Federal Courts Split on Staying EPA’s “Waters of the United States” Rule
Several courts have ruled on motions for preliminary injunction to stay a new U.S. Environmental Protection Agency (EPA) Clean Water Act rule, with only one court granting an injunction. Thursday, August 27, 20015, a North Dakota federal court stayed the effectiveness of EPA’s rule clarifying the definition of “Waters of the United States” (WOTUS) under the federal Clean Water Act. This stay occurred just one day before the rule was to go into effect on August 28, 2015. North Dakota v. U.S. EPA, NO 3:15-cv-59 (D.N.D.). The judge held that an injunction was warranted because EPA (1) exceeded its authority in codifying what the court called an “exceptionally expansive” view of the definition; and (2) failed to comply with procedural rules in promulgating the rule. The court said original jurisdiction vested in his court and not the court of appeals because the rule has “at best only an attenuated connection to any permitting process.”

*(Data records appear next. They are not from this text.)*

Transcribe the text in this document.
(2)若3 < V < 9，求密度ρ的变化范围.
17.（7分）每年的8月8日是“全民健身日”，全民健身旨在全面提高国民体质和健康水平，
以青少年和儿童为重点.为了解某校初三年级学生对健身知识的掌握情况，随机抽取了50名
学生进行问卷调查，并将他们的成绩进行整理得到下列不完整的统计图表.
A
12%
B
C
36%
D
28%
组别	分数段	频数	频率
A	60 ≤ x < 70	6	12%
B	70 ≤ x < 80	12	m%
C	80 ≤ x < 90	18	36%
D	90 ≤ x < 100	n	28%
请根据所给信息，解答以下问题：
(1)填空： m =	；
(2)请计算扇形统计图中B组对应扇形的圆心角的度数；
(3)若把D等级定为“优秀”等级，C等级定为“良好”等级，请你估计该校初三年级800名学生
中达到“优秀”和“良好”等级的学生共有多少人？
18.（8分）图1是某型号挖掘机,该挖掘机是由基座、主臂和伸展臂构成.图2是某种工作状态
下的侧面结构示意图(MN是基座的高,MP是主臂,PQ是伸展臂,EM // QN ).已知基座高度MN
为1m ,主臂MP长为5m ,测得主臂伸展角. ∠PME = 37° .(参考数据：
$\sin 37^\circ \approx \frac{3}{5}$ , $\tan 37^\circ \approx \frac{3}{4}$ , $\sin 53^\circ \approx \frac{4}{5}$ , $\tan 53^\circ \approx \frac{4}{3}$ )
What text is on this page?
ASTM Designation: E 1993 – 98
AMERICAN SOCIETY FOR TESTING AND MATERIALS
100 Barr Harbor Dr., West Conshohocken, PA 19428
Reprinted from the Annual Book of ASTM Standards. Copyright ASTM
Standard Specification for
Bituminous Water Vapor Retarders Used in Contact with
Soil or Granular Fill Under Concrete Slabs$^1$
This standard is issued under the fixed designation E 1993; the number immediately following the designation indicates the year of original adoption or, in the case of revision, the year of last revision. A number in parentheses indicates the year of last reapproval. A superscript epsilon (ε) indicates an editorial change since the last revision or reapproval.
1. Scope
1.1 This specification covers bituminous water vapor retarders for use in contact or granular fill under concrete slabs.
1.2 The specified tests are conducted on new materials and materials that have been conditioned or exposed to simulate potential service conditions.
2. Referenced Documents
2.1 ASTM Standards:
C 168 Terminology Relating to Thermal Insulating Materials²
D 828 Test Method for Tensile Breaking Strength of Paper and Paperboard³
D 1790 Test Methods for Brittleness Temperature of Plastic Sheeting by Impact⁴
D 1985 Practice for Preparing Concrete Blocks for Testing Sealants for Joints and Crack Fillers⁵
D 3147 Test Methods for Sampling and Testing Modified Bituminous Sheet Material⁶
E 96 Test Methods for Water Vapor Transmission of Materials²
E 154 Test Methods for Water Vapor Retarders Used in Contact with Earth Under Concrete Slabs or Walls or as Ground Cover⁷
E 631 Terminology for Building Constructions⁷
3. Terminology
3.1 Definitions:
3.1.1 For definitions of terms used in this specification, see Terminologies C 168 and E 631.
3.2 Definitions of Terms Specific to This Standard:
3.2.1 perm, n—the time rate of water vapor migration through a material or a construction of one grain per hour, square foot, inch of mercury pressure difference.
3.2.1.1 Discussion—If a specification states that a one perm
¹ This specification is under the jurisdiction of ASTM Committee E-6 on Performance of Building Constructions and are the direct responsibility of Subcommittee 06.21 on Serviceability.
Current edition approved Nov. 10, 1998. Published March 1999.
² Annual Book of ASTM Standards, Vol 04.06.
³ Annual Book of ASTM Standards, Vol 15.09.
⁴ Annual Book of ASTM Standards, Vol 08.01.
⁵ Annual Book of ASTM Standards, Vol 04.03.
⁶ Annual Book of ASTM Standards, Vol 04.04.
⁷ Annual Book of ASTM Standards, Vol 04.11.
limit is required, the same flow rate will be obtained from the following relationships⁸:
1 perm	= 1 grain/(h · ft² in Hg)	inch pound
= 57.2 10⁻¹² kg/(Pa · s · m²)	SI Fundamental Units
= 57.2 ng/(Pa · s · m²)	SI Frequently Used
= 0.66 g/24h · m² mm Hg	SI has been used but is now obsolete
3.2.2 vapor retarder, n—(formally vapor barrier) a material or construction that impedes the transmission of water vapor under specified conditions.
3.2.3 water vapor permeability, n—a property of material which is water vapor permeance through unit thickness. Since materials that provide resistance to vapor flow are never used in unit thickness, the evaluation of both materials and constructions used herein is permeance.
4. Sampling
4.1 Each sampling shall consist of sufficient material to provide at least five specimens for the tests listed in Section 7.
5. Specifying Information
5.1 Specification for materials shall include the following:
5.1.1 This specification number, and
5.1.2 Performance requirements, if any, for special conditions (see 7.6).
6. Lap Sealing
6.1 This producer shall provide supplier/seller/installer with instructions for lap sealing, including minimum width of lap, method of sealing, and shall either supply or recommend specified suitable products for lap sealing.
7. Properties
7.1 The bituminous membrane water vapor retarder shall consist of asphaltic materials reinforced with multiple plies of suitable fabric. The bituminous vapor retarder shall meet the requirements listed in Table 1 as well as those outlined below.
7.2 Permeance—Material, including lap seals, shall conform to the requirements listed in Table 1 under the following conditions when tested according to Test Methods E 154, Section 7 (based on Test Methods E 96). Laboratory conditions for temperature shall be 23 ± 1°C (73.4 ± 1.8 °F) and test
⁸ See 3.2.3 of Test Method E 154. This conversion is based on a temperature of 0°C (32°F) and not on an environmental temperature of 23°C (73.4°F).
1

One day earlier, on August 26, 2015, a West Virginia federal court dismissed Murray Energy’s challenge to the WOTUS rule based on lack of jurisdiction. Murray Energy Corp. v. US. EPA, N0. 1:15-cv-00110 (D.W.Va.). The court ruled that the case had to be brought in the Court of Appeals for the Sixth Circuit where other cases challenging the rule have been consolidated, and dismissed the matter without prejudice. In dismissing the order, the judge noted, “There is no dispute that the Clean Water Rule will have an impact on Murray’s permitting requirements. Indeed, that is the gravamen of Murray’s complaint: ‘Complying with the final rule…will cost Murray substantial sums of money to apply for, obtain and comply with permit conditions…’”
Also on August 27, 2015, a Georgia federal judge denied Florida and 10 other states’ requests for preliminary injunction in another suit challenging the WOTUS rule. The judge stated, “This court agrees with the Murray decision that exclusive appellate jurisdiction over this action will further ‘the congressional goal of ensuring prompt resolution of challenges to EPA’s actions.’” State of Georgia, et al v. McCarthy, et al, No. 2:15-cv-00079 (S.D.Ga.).
The rule is stayed for the parties to the North Dakota case, but goes into effect for all other persons subject to the rule.
All eyes are on these orders just as another controversial federal rule is about to become final by mid-September: the Clean Power Plan. Challengers of the Clean Power Plan rule will undoubtedly raise similar issues in requesting to stay the effectiveness of that rule pending a final resolution of any challenges.